Ah, tak mungkin! Lagi-lagi aku dihadapkan dengan perasaan iba tanpa memandang latar belakang seseorang. Kami sama-sama wanita. Siapa yang menginginkan diberi peran seperti dia di dunia ini? Tidak ada, kawan! Begitu pun denganmu. Kita semua tidak pernah menginginkan semua itu. Aku mengatur napasku pelan-pelan agar pertanyaanku bisa tertata tetap antun di hadapan Mimi. Aku pernah berteman dengan anak seorang pelacur. Bahkan, aku pernah mempunyai teman seorang pelacur sebelumnya yang ada di Dolly Surabaya. Kenapa aku harus gamam menghadapi perempuan seperti Mimi?

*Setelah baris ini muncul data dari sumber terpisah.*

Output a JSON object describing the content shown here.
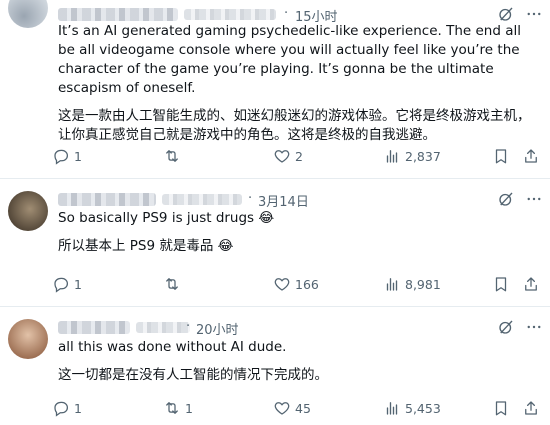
{
  "replies": [
    {
      "time": "15小时",
      "text_en": "It’s an AI generated gaming psychedelic-like experience. The end all be all videogame console where you will actually feel like you’re the character of the game you’re playing. It’s gonna be  the ultimate escapism of oneself.",
      "text_zh": "这是一款由人工智能生成的、如迷幻般迷幻的游戏体验。它将是终极游戏主机，让你真正感觉自己就是游戏中的角色。这将是终极的自我逃避。",
      "replies": "1",
      "reposts": "",
      "likes": "2",
      "views": "2,837",
      "avatar_color": "#b8c2cc"
    },
    {
      "time": "3月14日",
      "text_en": "So basically PS9 is just drugs 😂",
      "text_zh": "所以基本上 PS9 就是毒品 😂",
      "replies": "1",
      "reposts": "",
      "likes": "166",
      "views": "8,981",
      "avatar_color": "#7a6a55"
    },
    {
      "time": "20小时",
      "text_en": "all this was done without AI dude.",
      "text_zh": "这一切都是在没有人工智能的情况下完成的。",
      "replies": "1",
      "reposts": "1",
      "likes": "45",
      "views": "5,453",
      "avatar_color": "#c8a084"
    }
  ],
  "colors": {
    "text": "#0f1419",
    "muted": "#536471",
    "divider": "#e6ecf0"
  },
  "icons": [
    "reply-icon",
    "repost-icon",
    "like-icon",
    "views-icon",
    "bookmark-icon",
    "share-icon",
    "grok-icon",
    "more-icon"
  ]
}
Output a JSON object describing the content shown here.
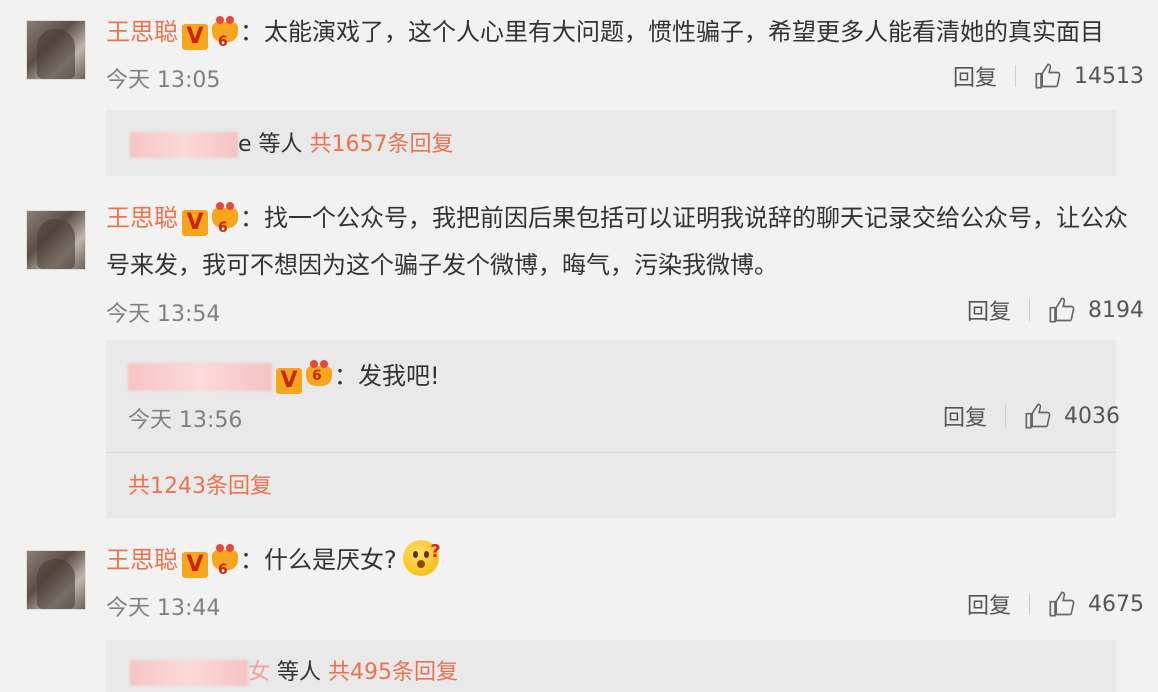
{
  "comments": [
    {
      "username": "王思聪",
      "vbadge": "V",
      "level": "6",
      "content": "太能演戏了，这个人心里有大问题，惯性骗子，希望更多人能看清她的真实面目",
      "time": "今天 13:05",
      "reply_label": "回复",
      "likes": "14513",
      "replies_summary_suffix": "e 等人",
      "replies_count": "共1657条回复"
    },
    {
      "username": "王思聪",
      "vbadge": "V",
      "level": "6",
      "content_line1": "找一个公众号，我把前因后果包括可以证明我说辞的聊天记录交给公众号，让公众",
      "content_line2": "号来发，我可不想因为这个骗子发个微博，晦气，污染我微博。",
      "time": "今天 13:54",
      "reply_label": "回复",
      "likes": "8194",
      "subreply": {
        "vbadge": "V",
        "level": "6",
        "content": "发我吧!",
        "time": "今天 13:56",
        "reply_label": "回复",
        "likes": "4036"
      },
      "replies_count": "共1243条回复"
    },
    {
      "username": "王思聪",
      "vbadge": "V",
      "level": "6",
      "content": "什么是厌女?",
      "time": "今天 13:44",
      "reply_label": "回复",
      "likes": "4675",
      "replies_summary_suffix_char": "女",
      "replies_summary_suffix": "等人",
      "replies_count": "共495条回复"
    }
  ],
  "colon": "：",
  "emoji_question": "?",
  "colors": {
    "username": "#eb7350",
    "background": "#f2f2f2",
    "replybox": "#e9e9e9"
  },
  "icons": {
    "like": "thumbs-up-icon",
    "vip": "v-badge-icon",
    "crown": "crown-level-icon",
    "emoji": "question-emoji-icon"
  }
}
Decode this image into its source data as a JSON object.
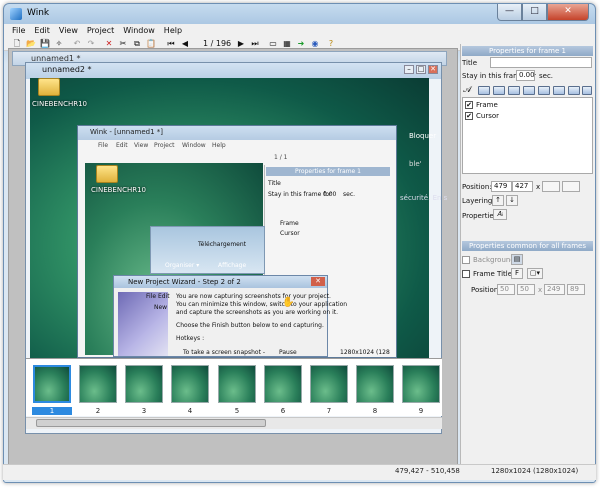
{
  "window": {
    "title": "Wink",
    "minimize": "—",
    "maximize": "□",
    "close": "✕"
  },
  "menu": [
    "File",
    "Edit",
    "View",
    "Project",
    "Window",
    "Help"
  ],
  "toolbar": {
    "frame_counter": "1 / 196",
    "icons": [
      "new-icon",
      "open-icon",
      "save-icon",
      "wand-icon",
      "undo-icon",
      "redo-icon",
      "delete-icon",
      "cut-icon",
      "copy-icon",
      "paste-icon",
      "first-frame-icon",
      "prev-frame-icon",
      "next-frame-icon",
      "last-frame-icon",
      "frame-icon",
      "export-icon",
      "render-icon",
      "preview-icon",
      "help-icon"
    ]
  },
  "child_windows": {
    "back_title": "unnamed1 *",
    "front_title": "unnamed2 *"
  },
  "canvas": {
    "desktop_icon_label": "CINEBENCHR10",
    "inner_window_title": "Wink - [unnamed1 *]",
    "inner_menu": [
      "File",
      "Edit",
      "View",
      "Project",
      "Window",
      "Help"
    ],
    "inner_frame_counter": "1 / 1",
    "inner_properties_head": "Properties for frame 1",
    "inner_title_label": "Title",
    "inner_stay_label": "Stay in this frame for",
    "inner_stay_value": "0.00",
    "inner_sec": "sec.",
    "inner_layer_frame": "Frame",
    "inner_layer_cursor": "Cursor",
    "inner_resolution": "1280x1024 (128",
    "explorer_crumb": "Téléchargement",
    "explorer_organize": "Organiser ▾",
    "explorer_display": "Affichage",
    "bg_text_1": "Bloquer",
    "bg_text_2": "ble'",
    "bg_text_3": "sécurité. En s",
    "wizard": {
      "title": "New Project Wizard - Step 2 of 2",
      "menu_file": "File",
      "menu_edit": "Edit",
      "menu_new": "New",
      "line1": "You are now capturing screenshots for your project.",
      "line2": "You can minimize this window, switch to your application",
      "line3": "and capture the screenshots as you are working on it.",
      "line4": "Choose the Finish button below to end capturing.",
      "line5": "Hotkeys :",
      "line6": "To take a screen snapshot -",
      "line6_key": "Pause"
    }
  },
  "filmstrip": {
    "frames": [
      "1",
      "2",
      "3",
      "4",
      "5",
      "6",
      "7",
      "8",
      "9"
    ],
    "selected": "1"
  },
  "properties": {
    "frame_section_title": "Properties for frame 1",
    "title_label": "Title",
    "title_value": "",
    "stay_label": "Stay in this frame for",
    "stay_value": "0.00",
    "sec_label": "sec.",
    "layers": [
      {
        "name": "Frame",
        "checked": "✔"
      },
      {
        "name": "Cursor",
        "checked": "✔"
      }
    ],
    "position_label": "Position:",
    "position_x": "479",
    "position_y": "427",
    "x_sep": "x",
    "layering_label": "Layering:",
    "properties_label": "Properties:",
    "common_section_title": "Properties common for all frames",
    "background_label": "Background",
    "frame_titles_label": "Frame Titles",
    "font_btn": "F",
    "common_position_label": "Position:",
    "common_pos": [
      "50",
      "50",
      "249",
      "89"
    ],
    "common_x": "x"
  },
  "status": {
    "coords": "479,427 - 510,458",
    "resolution": "1280x1024 (1280x1024)"
  }
}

“Mbak, aku harus pulang. Terima kasih untuk semuanya,” Mimi memotong pandangan kosongku tentang masa sebelumnya.
“Pesanlah makanan dulu! Sebagai tanda persahabatan kita,” aku mengulurkan jabat tangan dengannya. Entah, ini perasaan paling tulus yang pernah aku rasakan.
Mimi menyambut uluranku dengan erat sekaligus dengan kedua tangannya. Dia tak langsung melepas genggaman jemarinya yang membungkus tepalak tanganku.

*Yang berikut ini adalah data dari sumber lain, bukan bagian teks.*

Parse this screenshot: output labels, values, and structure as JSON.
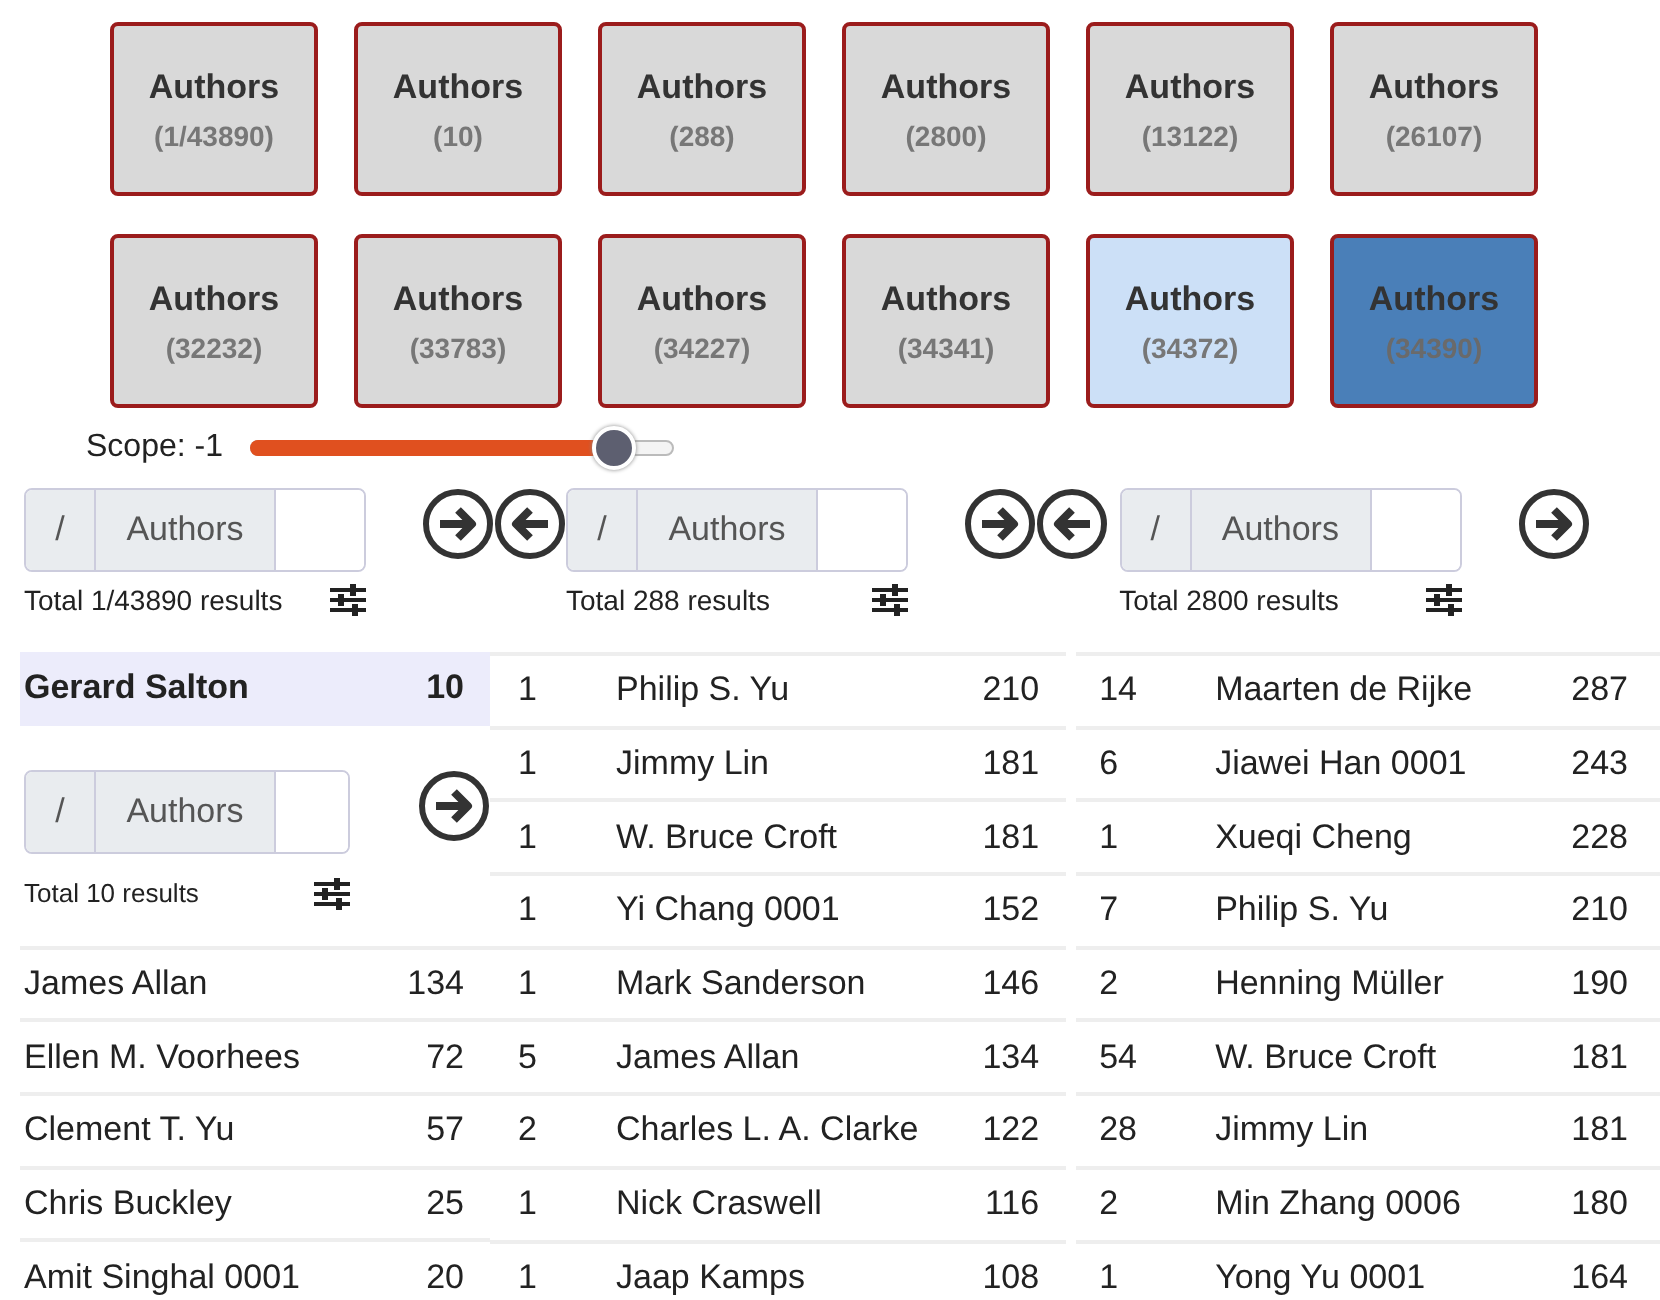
{
  "button_rows": [
    {
      "buttons": [
        {
          "label": "Authors",
          "count": "(1/43890)",
          "selected": false,
          "highlighted": false
        },
        {
          "label": "Authors",
          "count": "(10)",
          "selected": false,
          "highlighted": false
        },
        {
          "label": "Authors",
          "count": "(288)",
          "selected": false,
          "highlighted": false
        },
        {
          "label": "Authors",
          "count": "(2800)",
          "selected": false,
          "highlighted": false
        },
        {
          "label": "Authors",
          "count": "(13122)",
          "selected": false,
          "highlighted": false
        },
        {
          "label": "Authors",
          "count": "(26107)",
          "selected": false,
          "highlighted": false
        }
      ]
    },
    {
      "buttons": [
        {
          "label": "Authors",
          "count": "(32232)",
          "selected": false,
          "highlighted": false
        },
        {
          "label": "Authors",
          "count": "(33783)",
          "selected": false,
          "highlighted": false
        },
        {
          "label": "Authors",
          "count": "(34227)",
          "selected": false,
          "highlighted": false
        },
        {
          "label": "Authors",
          "count": "(34341)",
          "selected": false,
          "highlighted": false
        },
        {
          "label": "Authors",
          "count": "(34372)",
          "selected": false,
          "highlighted": true
        },
        {
          "label": "Authors",
          "count": "(34390)",
          "selected": true,
          "highlighted": false
        }
      ]
    }
  ],
  "scope": {
    "label": "Scope: -1",
    "level": 0.86
  },
  "search_panels": [
    {
      "prefix": "/",
      "facet": "Authors",
      "total": "Total 1/43890 results",
      "arrows": [
        {
          "kind": "right"
        },
        {
          "kind": "left"
        }
      ]
    },
    {
      "prefix": "/",
      "facet": "Authors",
      "total": "Total 288 results",
      "arrows": [
        {
          "kind": "right"
        },
        {
          "kind": "left"
        }
      ]
    },
    {
      "prefix": "/",
      "facet": "Authors",
      "total": "Total 2800 results",
      "arrows": [
        {
          "kind": "right"
        }
      ]
    }
  ],
  "result_columns": [
    {
      "items": [
        {
          "kind": "row",
          "name": "Gerard Salton",
          "value": "10",
          "selected": true
        },
        {
          "kind": "search",
          "prefix": "/",
          "facet": "Authors",
          "total": "Total 10 results",
          "arrows": [
            {
              "kind": "right"
            }
          ]
        },
        {
          "kind": "row",
          "name": "James Allan",
          "value": "134",
          "selected": false
        },
        {
          "kind": "row",
          "name": "Ellen M. Voorhees",
          "value": "72",
          "selected": false
        },
        {
          "kind": "row",
          "name": "Clement T. Yu",
          "value": "57",
          "selected": false
        },
        {
          "kind": "row",
          "name": "Chris Buckley",
          "value": "25",
          "selected": false
        },
        {
          "kind": "row",
          "name": "Amit Singhal 0001",
          "value": "20",
          "selected": false
        }
      ]
    },
    {
      "items": [
        {
          "kind": "row",
          "count": "1",
          "name": "Philip S. Yu",
          "value": "210",
          "selected": false
        },
        {
          "kind": "row",
          "count": "1",
          "name": "Jimmy Lin",
          "value": "181",
          "selected": false
        },
        {
          "kind": "row",
          "count": "1",
          "name": "W. Bruce Croft",
          "value": "181",
          "selected": false
        },
        {
          "kind": "row",
          "count": "1",
          "name": "Yi Chang 0001",
          "value": "152",
          "selected": false
        },
        {
          "kind": "row",
          "count": "1",
          "name": "Mark Sanderson",
          "value": "146",
          "selected": false
        },
        {
          "kind": "row",
          "count": "5",
          "name": "James Allan",
          "value": "134",
          "selected": false
        },
        {
          "kind": "row",
          "count": "2",
          "name": "Charles L. A. Clarke",
          "value": "122",
          "selected": false
        },
        {
          "kind": "row",
          "count": "1",
          "name": "Nick Craswell",
          "value": "116",
          "selected": false
        },
        {
          "kind": "row",
          "count": "1",
          "name": "Jaap Kamps",
          "value": "108",
          "selected": false
        }
      ]
    },
    {
      "items": [
        {
          "kind": "row",
          "count": "14",
          "name": "Maarten de Rijke",
          "value": "287",
          "selected": false
        },
        {
          "kind": "row",
          "count": "6",
          "name": "Jiawei Han 0001",
          "value": "243",
          "selected": false
        },
        {
          "kind": "row",
          "count": "1",
          "name": "Xueqi Cheng",
          "value": "228",
          "selected": false
        },
        {
          "kind": "row",
          "count": "7",
          "name": "Philip S. Yu",
          "value": "210",
          "selected": false
        },
        {
          "kind": "row",
          "count": "2",
          "name": "Henning Müller",
          "value": "190",
          "selected": false
        },
        {
          "kind": "row",
          "count": "54",
          "name": "W. Bruce Croft",
          "value": "181",
          "selected": false
        },
        {
          "kind": "row",
          "count": "28",
          "name": "Jimmy Lin",
          "value": "181",
          "selected": false
        },
        {
          "kind": "row",
          "count": "2",
          "name": "Min Zhang 0006",
          "value": "180",
          "selected": false
        },
        {
          "kind": "row",
          "count": "1",
          "name": "Yong Yu 0001",
          "value": "164",
          "selected": false
        }
      ]
    }
  ]
}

“Aku senang bisa bersahabat dengan orang yang masih mau menerima aku apa adanya, Mbake. Aku senang bisa bersahabat dengan orang yang masih mampu melihat kebaikanku di sini …” seraya meletakkan tapak tangan di dadanya. Dan aku sangat memahami apa yang dia maksudkan untuk aku mengerti.
Aku hanya membalas dengan senyuman. Dan selanjutnya, aku lebih asyik melihatnya menikmati nasi bebek dan teh hangat pesanan dia dengan bersemangatnya. Tak pantas jika aku banyak bertanya mengenai perihal kehidupan pribadinya terlalu jauh. Tiba-tiba, bunyi ponsel itu menghentikan Mimi untuk mengunyah dengan nikmat sesuap demi sesuap nasi yang hampir saja dihabiskannya.
“Mbak, maaf. Aku harus bergegas pulang …” seraya akas memasukkan jemarinya yang penuh sambal itu ke dalam mangkuk tempat cucian tangan.
“Habiskan dulu!” Perintahku.
“Sudah, Mbak. Tapi, aku terburu.” Seraya bersegera meneguk teh hangat yang masih tersisa seperempat gelas itu.
“Mau ke mana?” tanyaku.
“Aku mau ke rumah sakit, Mbak. Anakku, Mbak. Aku harus pulang buat ganti pakaian dan harus segera menengoknya.” Seraya tergopoh-gopoh mencari dompet dalam tasnya.
“Sudah! Biar aku selesaikan dulu. Sebentar, ya?” aku beranjak berdiri membayar pesanan Mimi, “mari, aku antar!” aku segera menariknya menuju mobil.
“Hoalah, Mbake! Matur nuwun, yo?” (Hoalah, Mbak! Terima kasih, ya?)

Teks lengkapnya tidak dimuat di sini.